About Aspirin, one of the oldest medicines in existence, there is still plenty to discover.
With that being said, some researchers now claim in a new study, that they have learned more about how the medication decreases inflammation.
The team speculates that the results might lead to the development of analogous but safer medicines for inflammation and perhaps even cancer.
Aspirin, often referred to as acetylsalicylic acid, was originally created in the early 20th century.
It belongs to the nonsteroidal anti-inflammatory medication (NSAID) class and, like other NSAIDs, it can be used to treat fever, inflammation, and discomfort.
Additionally, it thins the blood in a distinctive way.
One of the most often prescribed drugs in the world, Aspirin is still used to treat a variety of short-term conditions as well as to lower the risk of cardiovascular disease in those who are at high risk.
However, there are several drawbacks, one of them being an elevated risk of gastrointestinal bleeding.
U.S. officials even stopped advising older persons without a history of stroke or heart attacks to take a daily dosage of baby aspirin last year, citing evidence that any little advantages for the average person would be overpowered by the known hazards.
Despite Aspirin’s significance for more than a century, there’s still much we do not know about what it does within our bodies.
As a result, researchers at the University of Texas in Arlington wanted to learn more about its mechanisms.

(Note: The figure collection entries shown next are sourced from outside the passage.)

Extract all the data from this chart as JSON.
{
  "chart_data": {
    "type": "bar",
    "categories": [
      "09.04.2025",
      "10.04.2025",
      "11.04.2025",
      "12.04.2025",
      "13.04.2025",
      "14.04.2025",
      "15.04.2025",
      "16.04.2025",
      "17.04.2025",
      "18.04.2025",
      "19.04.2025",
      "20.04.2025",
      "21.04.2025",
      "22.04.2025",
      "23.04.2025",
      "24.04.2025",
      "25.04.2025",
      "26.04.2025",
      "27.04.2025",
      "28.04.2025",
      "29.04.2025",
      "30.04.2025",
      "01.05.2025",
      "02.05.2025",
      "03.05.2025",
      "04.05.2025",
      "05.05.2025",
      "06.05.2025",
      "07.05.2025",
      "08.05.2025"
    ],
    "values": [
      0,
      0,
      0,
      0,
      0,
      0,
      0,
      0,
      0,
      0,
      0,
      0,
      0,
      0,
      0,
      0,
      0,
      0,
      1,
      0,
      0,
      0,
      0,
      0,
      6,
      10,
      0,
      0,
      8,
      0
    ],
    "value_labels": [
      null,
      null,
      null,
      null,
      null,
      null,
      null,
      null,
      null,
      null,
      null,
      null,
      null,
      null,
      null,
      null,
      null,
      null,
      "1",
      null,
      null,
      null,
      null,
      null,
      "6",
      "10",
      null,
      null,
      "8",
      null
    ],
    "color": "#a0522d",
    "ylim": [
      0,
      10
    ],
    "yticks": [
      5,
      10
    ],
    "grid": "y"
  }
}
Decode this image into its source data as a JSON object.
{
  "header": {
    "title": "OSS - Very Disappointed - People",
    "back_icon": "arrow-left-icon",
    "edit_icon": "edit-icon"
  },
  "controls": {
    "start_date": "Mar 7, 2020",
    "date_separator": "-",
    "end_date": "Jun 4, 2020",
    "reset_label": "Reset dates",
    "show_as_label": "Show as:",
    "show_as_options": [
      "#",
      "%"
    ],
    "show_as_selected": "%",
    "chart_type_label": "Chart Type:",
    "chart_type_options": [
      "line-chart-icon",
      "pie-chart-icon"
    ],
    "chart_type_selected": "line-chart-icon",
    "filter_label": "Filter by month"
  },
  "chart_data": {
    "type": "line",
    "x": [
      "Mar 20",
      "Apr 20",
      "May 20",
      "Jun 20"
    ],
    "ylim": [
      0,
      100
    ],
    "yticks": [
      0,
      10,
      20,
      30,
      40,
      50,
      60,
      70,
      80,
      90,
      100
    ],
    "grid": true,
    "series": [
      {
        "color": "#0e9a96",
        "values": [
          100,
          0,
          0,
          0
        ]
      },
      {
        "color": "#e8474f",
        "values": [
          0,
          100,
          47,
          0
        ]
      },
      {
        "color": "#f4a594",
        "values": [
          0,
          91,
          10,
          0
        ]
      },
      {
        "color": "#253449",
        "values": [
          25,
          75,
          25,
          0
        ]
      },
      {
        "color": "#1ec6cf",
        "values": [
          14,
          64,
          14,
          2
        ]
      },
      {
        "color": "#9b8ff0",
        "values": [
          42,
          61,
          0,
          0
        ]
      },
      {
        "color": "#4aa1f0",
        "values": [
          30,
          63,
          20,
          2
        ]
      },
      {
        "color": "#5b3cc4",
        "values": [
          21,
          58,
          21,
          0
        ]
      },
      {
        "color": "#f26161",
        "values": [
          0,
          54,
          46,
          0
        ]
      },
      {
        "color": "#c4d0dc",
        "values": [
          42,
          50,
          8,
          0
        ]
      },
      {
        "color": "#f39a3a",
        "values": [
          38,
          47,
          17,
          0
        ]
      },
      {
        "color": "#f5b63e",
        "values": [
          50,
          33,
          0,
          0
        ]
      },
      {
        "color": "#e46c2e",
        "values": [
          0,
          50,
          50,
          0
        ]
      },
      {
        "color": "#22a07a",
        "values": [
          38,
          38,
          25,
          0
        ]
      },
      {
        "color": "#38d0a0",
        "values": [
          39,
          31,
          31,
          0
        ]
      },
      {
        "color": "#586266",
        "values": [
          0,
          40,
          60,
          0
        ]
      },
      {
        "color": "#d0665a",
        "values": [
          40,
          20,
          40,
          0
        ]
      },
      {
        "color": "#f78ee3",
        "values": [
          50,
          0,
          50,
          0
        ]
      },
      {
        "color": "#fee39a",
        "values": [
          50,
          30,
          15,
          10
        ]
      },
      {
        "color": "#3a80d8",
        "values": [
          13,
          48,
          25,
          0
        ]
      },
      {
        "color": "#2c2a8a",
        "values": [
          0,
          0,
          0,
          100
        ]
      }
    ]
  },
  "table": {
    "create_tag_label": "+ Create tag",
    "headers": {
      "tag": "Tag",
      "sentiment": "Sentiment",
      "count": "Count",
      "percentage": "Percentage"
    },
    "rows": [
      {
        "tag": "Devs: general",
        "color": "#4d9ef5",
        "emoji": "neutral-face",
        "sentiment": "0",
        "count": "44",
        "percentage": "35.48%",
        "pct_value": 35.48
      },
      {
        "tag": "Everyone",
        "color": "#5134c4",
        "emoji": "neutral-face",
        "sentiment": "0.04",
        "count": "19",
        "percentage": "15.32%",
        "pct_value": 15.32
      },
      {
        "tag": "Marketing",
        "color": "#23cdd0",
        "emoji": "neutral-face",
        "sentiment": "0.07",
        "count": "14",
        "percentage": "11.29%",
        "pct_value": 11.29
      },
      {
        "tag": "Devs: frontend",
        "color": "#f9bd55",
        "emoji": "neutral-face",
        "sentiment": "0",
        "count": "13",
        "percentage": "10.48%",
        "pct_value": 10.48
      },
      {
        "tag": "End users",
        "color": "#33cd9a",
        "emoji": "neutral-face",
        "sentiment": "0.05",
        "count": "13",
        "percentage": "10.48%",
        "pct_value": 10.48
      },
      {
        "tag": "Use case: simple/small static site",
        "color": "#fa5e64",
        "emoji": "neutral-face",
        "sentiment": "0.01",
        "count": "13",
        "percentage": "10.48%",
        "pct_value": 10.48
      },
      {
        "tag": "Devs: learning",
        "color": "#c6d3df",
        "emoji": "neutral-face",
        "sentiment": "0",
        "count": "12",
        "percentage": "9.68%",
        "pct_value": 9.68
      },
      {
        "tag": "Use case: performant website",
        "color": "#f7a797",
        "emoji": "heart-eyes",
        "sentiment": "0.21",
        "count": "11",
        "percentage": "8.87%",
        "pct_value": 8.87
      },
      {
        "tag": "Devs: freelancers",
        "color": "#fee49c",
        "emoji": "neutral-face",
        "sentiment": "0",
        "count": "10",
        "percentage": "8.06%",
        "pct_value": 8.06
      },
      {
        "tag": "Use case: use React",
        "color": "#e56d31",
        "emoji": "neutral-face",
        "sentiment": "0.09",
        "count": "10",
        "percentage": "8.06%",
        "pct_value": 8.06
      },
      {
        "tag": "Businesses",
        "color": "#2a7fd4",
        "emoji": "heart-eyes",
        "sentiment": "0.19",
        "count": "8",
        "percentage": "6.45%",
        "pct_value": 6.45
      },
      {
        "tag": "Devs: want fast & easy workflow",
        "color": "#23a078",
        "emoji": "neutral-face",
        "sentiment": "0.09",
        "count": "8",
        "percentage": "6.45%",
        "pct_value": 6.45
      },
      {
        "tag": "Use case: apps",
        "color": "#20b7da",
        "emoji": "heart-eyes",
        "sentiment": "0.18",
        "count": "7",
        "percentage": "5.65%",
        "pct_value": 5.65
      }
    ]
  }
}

The results were presented at the yearly meeting of the American Society for Biochemistry and Molecular Biology.
Subhrangsu Mandal, the study’s author, states that “Aspirin is a magic drug, but long term use can cause side effects such as internal bleeding and organ damage. It is important we understand how it all works so that we can develop safer medicine with fewer side effects.”
Cyclooxygenase, or COX, is an enzyme that Aspirin inhibits. These enzymes are crucial in the synthesis of various compounds that lead to inflammation.
According to the researchers, they have identified a number of mechanisms by which Aspirin affects this process, including regulating transcription factors that enable the development of cytokines and inhibiting the breakdown of tryptophan, an additional key participant in inflammation.
In addition, it appears to do the latter by preventing the inflammatory process from producing indoleamine dioxygenases, notably IDO1.
Mandel went on to add that “Since aspirin is a COX inhibitor, this suggests potential interplay between COX and IDO1 during inflammation.”
Beyond Aspirin’s conventional uses, the researchers suggest this connection may be crucial for treating other illnesses.
They point out that certain therapies that aim to boost the immune system’s capability to combat cancer also target IDO1.
Therefore, it is conceivable that COX/IDO1 inhibitors may be useful as immunotherapy medications.
Although this kind of fundamental research is essential for the creation of new drugs, it is only the beginning of the process.
In order to develop tiny compounds that similarly inhibit COX/IDO1, according to Mandel and his colleagues, they are currently testing them as potential anti-inflammatory and immunotherapy medications in the lab.